Closest Point:     [ 1.11588876  0.70474519 -1.52660706]
Distance to Point: 0.241488104197
U Coord:           0.164463481066
V Coord:           0.681959858995

1 个答案:

答案 0 :(得分:6)

平面不是由4个点定义的,它仅由3定义。在您给出的示例中,p2不包含在由其他3个点定义的平面中。所以你问的问题是不明确的。
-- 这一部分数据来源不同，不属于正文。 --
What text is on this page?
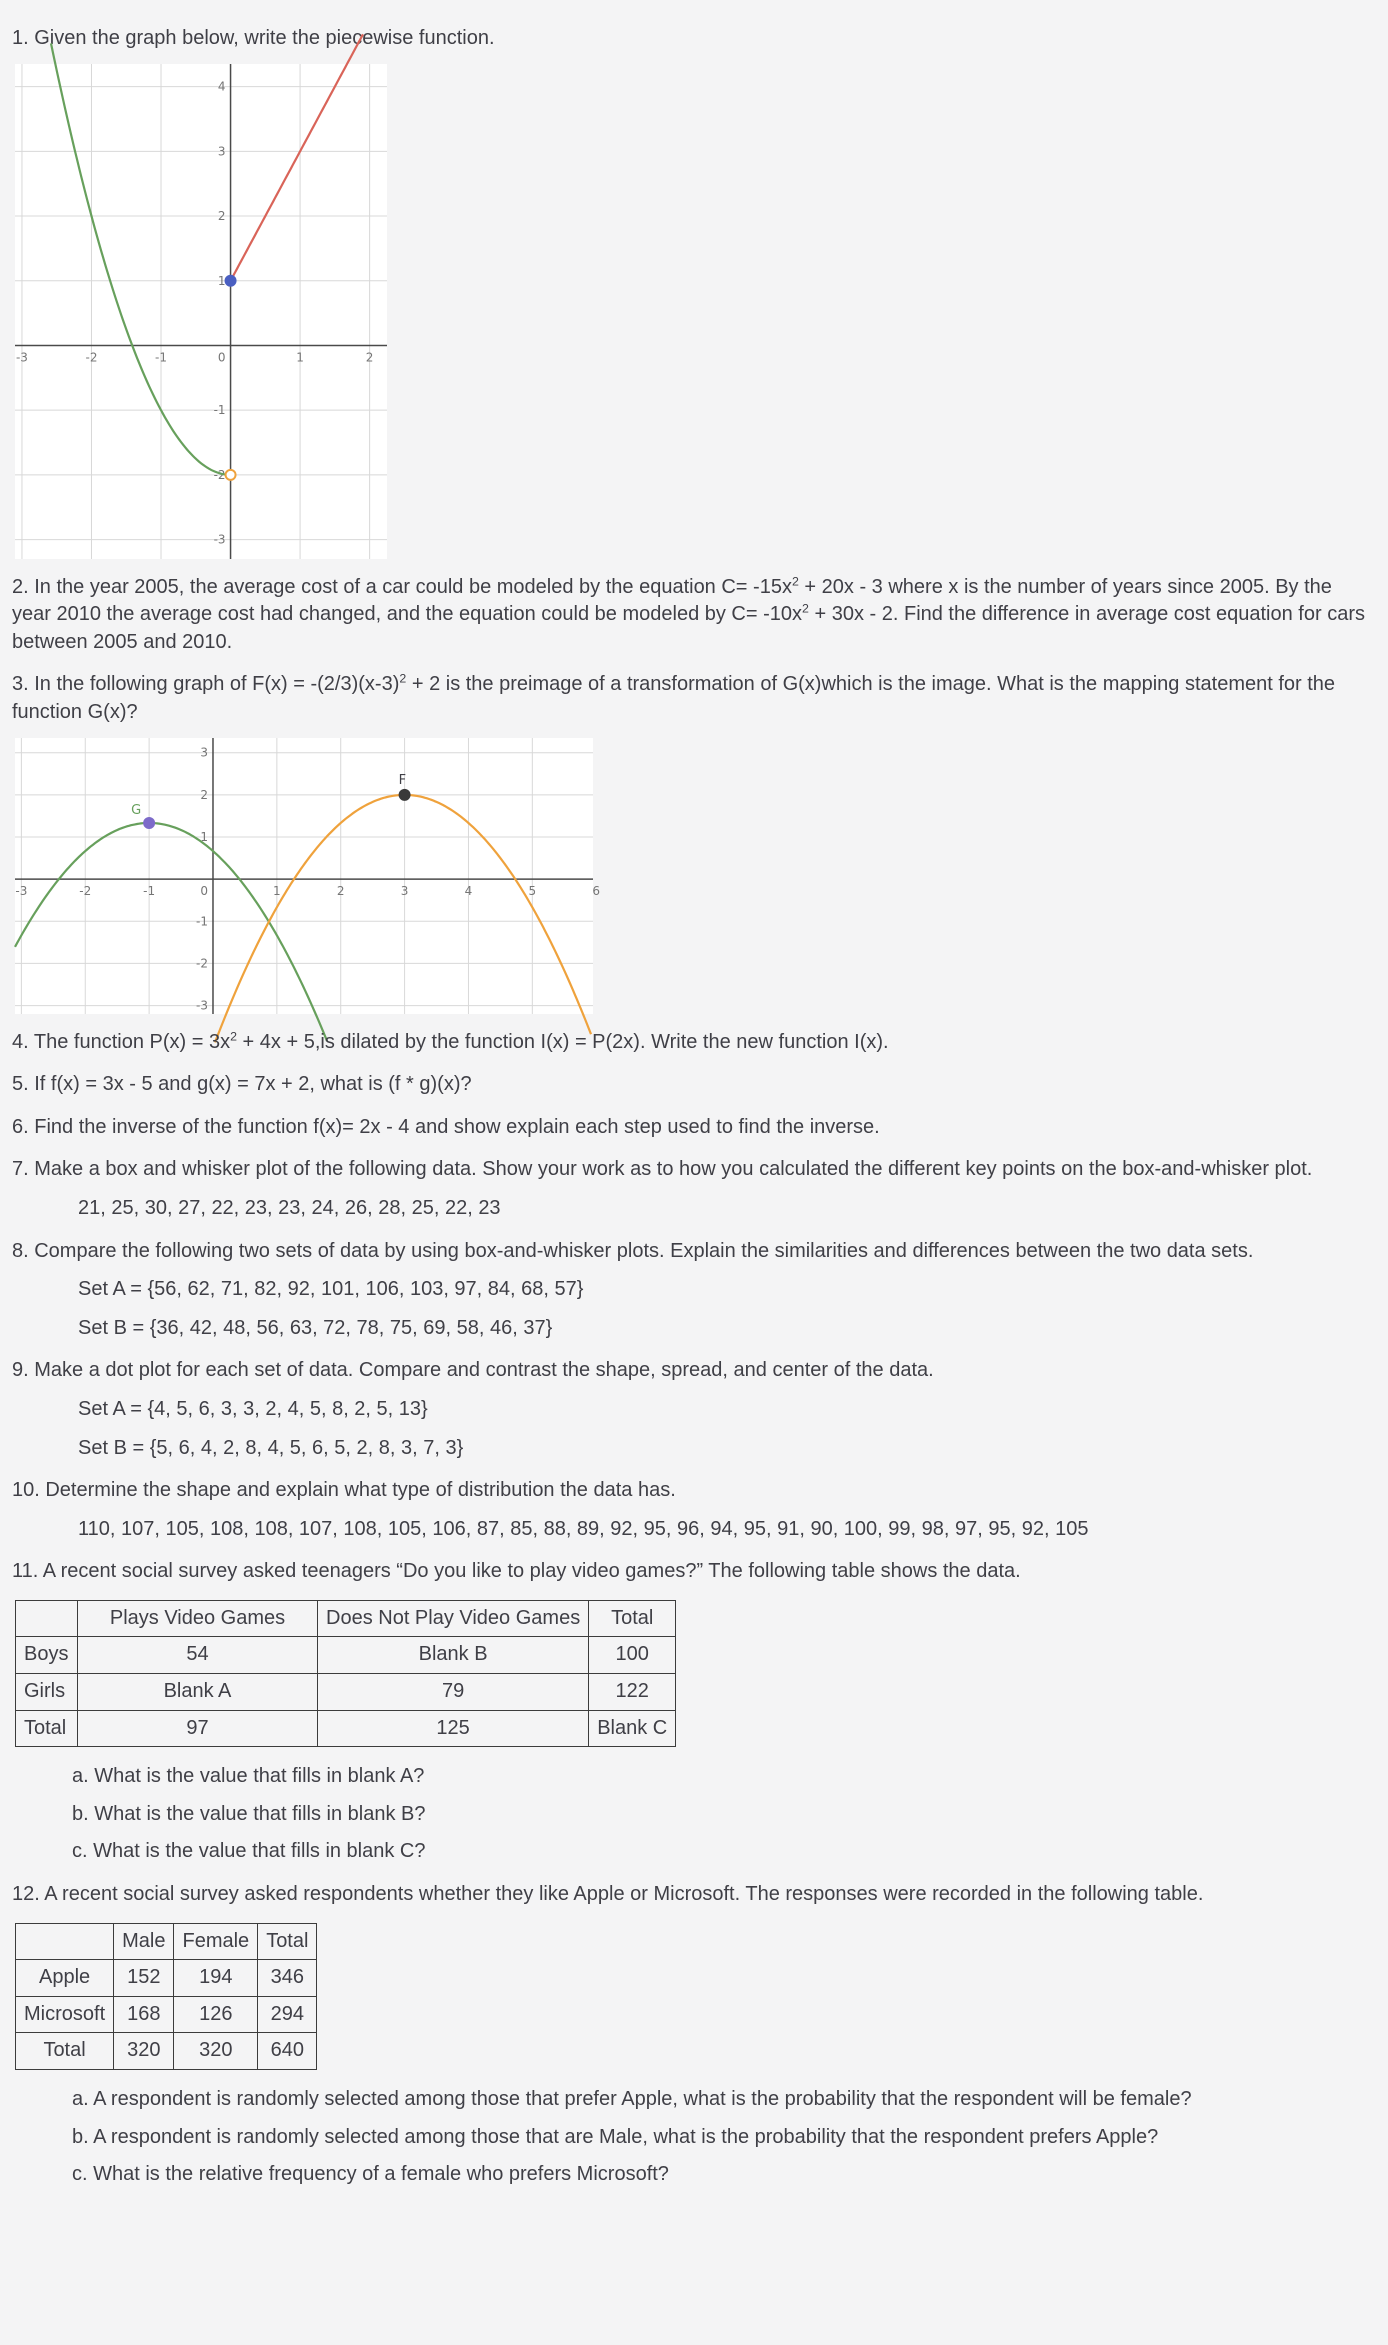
1. Given the graph below, write the piecewise function.

-3	-2	-1	0	1	2
-3
-2
-1
1
2
3
4

2. In the year 2005, the average cost of a car could be modeled by the equation $C= -15x^2 + 20x - 3$ where x is the number of years since 2005. By the year 2010 the average cost had changed, and the equation could be modeled by $C= -10x^2 + 30x - 2$. Find the difference in average cost equation for cars between 2005 and 2010.

3. In the following graph of $F(x) = -(2/3)(x-3)^2 + 2$ is the preimage of a transformation of G(x)which is the image. What is the mapping statement for the function G(x)?

-3	-2	-1	0	1	2	3	4	5	6
-3
-2
-1
1
2
3
G
F

4. The function $P(x) = 3x^2 + 4x + 5,is$ dilated by the function I(x) = P(2x). Write the new function I(x).

5. If f(x) = 3x - 5 and g(x) = 7x + 2, what is (f * g)(x)?

6. Find the inverse of the function f(x)= 2x - 4 and show explain each step used to find the inverse.

7. Make a box and whisker plot of the following data. Show your work as to how you calculated the different key points on the box-and-whisker plot.

21, 25, 30, 27, 22, 23, 23, 24, 26, 28, 25, 22, 23

8. Compare the following two sets of data by using box-and-whisker plots. Explain the similarities and differences between the two data sets.

Set A = {56, 62, 71, 82, 92, 101, 106, 103, 97, 84, 68, 57}

Set B = {36, 42, 48, 56, 63, 72, 78, 75, 69, 58, 46, 37}

9. Make a dot plot for each set of data. Compare and contrast the shape, spread, and center of the data.

Set A = {4, 5, 6, 3, 3, 2, 4, 5, 8, 2, 5, 13}

Set B = {5, 6, 4, 2, 8, 4, 5, 6, 5, 2, 8, 3, 7, 3}

10. Determine the shape and explain what type of distribution the data has.

110, 107, 105, 108, 108, 107, 108, 105, 106, 87, 85, 88, 89, 92, 95, 96, 94, 95, 91, 90, 100, 99, 98, 97, 95, 92, 105

11. A recent social survey asked teenagers “Do you like to play video games?” The following table shows the data.

	Plays Video Games	Does Not Play Video Games	Total
Boys	54	Blank B	100
Girls	Blank A	79	122
Total	97	125	Blank C

a. What is the value that fills in blank A?

b. What is the value that fills in blank B?

c. What is the value that fills in blank C?

12. A recent social survey asked respondents whether they like Apple or Microsoft. The responses were recorded in the following table.

	Male	Female	Total
Apple	152	194	346
Microsoft	168	126	294
Total	320	320	640

a. A respondent is randomly selected among those that prefer Apple, what is the probability that the respondent will be female?

b. A respondent is randomly selected among those that are Male, what is the probability that the respondent prefers Apple?

c. What is the relative frequency of a female who prefers Microsoft?
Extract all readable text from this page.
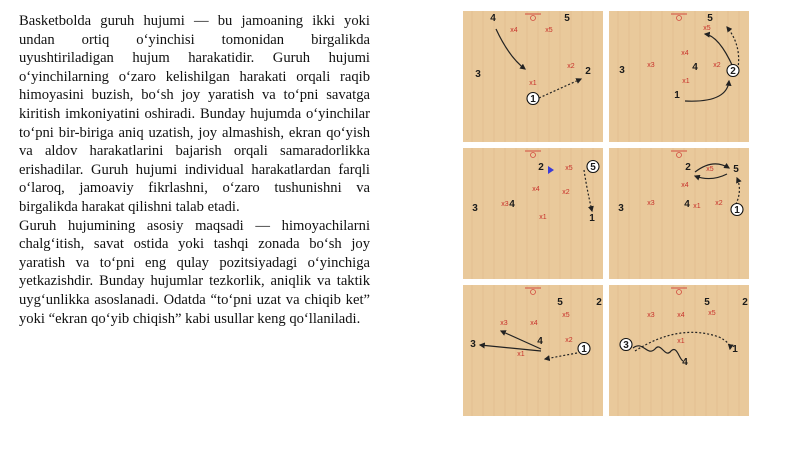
Basketbolda guruh hujumi — bu jamoaning ikki yoki undan ortiq o‘yinchisi tomonidan birgalikda uyushtiriladigan hujum harakatidir. Guruh hujumi o‘yinchilarning o‘zaro kelishilgan harakati orqali raqib himoyasini buzish, bo‘sh joy yaratish va to‘pni savatga kiritish imkoniyatini oshiradi. Bunday hujumda o‘yinchilar to‘pni bir-biriga aniq uzatish, joy almashish, ekran qo‘yish va aldov harakatlarini bajarish orqali samaradorlikka erishadilar. Guruh hujumi individual harakatlardan farqli o‘laroq, jamoaviy fikrlashni, o‘zaro tushunishni va birgalikda harakat qilishni talab etadi.

Guruh hujumining asosiy maqsadi — himoyachilarni chalg‘itish, savat ostida yoki tashqi zonada bo‘sh joy yaratish va to‘pni eng qulay pozitsiyadagi o‘yinchiga yetkazishdir. Bunday hujumlar tezkorlik, aniqlik va taktik uyg‘unlikka asoslanadi. Odatda “to‘pni uzat va chiqib ket” yoki “ekran qo‘yib chiqish” kabi usullar keng qo‘llaniladi.

x4	x5
x2
x1
4	5
3	2
1
x5
x4
x3	x2
x1
5
3	4	2
1
x5
x4	x2
x3
x1
2	5
4
3
1
x5
x4
x3	x1 x2
2	5
3	4
1
x5
x3	x4
x2
x1
5	2
3	4
1
x3	x4	x5
x1
5	2
3	1
4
忽略点p2,你会做类似的事情:

p0 = np.array([1.15, 0.62, -1.01])
p1 = np.array([1.74, 0.86, -0.88])
p2 = np.array([1.79, 0.40, -1.46])
p3 = np.array([0.91, 0.79, -1.84])

p =  np.array([1.17, 0.94, -1.52])

u = p1 - p0
v = p3 - p0
# vector normal to plane
n = np.cross(u, v)
n /= np.linalg.norm(n)

p_ = p - p0
dist_to_plane = np.dot(p_, n)
p_normal = np.dot(p_, n) * n
p_tangent = p_ - p_normal

closest_point = p_tangent + p0
coords = np.linalg.lstsq(np.column_stack((u, v)), p_tangent)[0]

>>> dist_to_plane
0.11587377639539007
>>> closest_point
array([ 1.21810711,  0.84032937, -1.55432496])
>>> p0 + coords[0] * u + coords[1] * v
array([ 1.21810711,  0.84032937, -1.55432496])
>>> coords
array([ 0.40821569,  0.7197506 ])

dist_to_plane是从p到由p0, p1, p3定义的平面的距离,closest_point是距离p最近的平面中的点,并且坐标为该点相对于向量u = p1 - p0v = p3 - p0的坐标。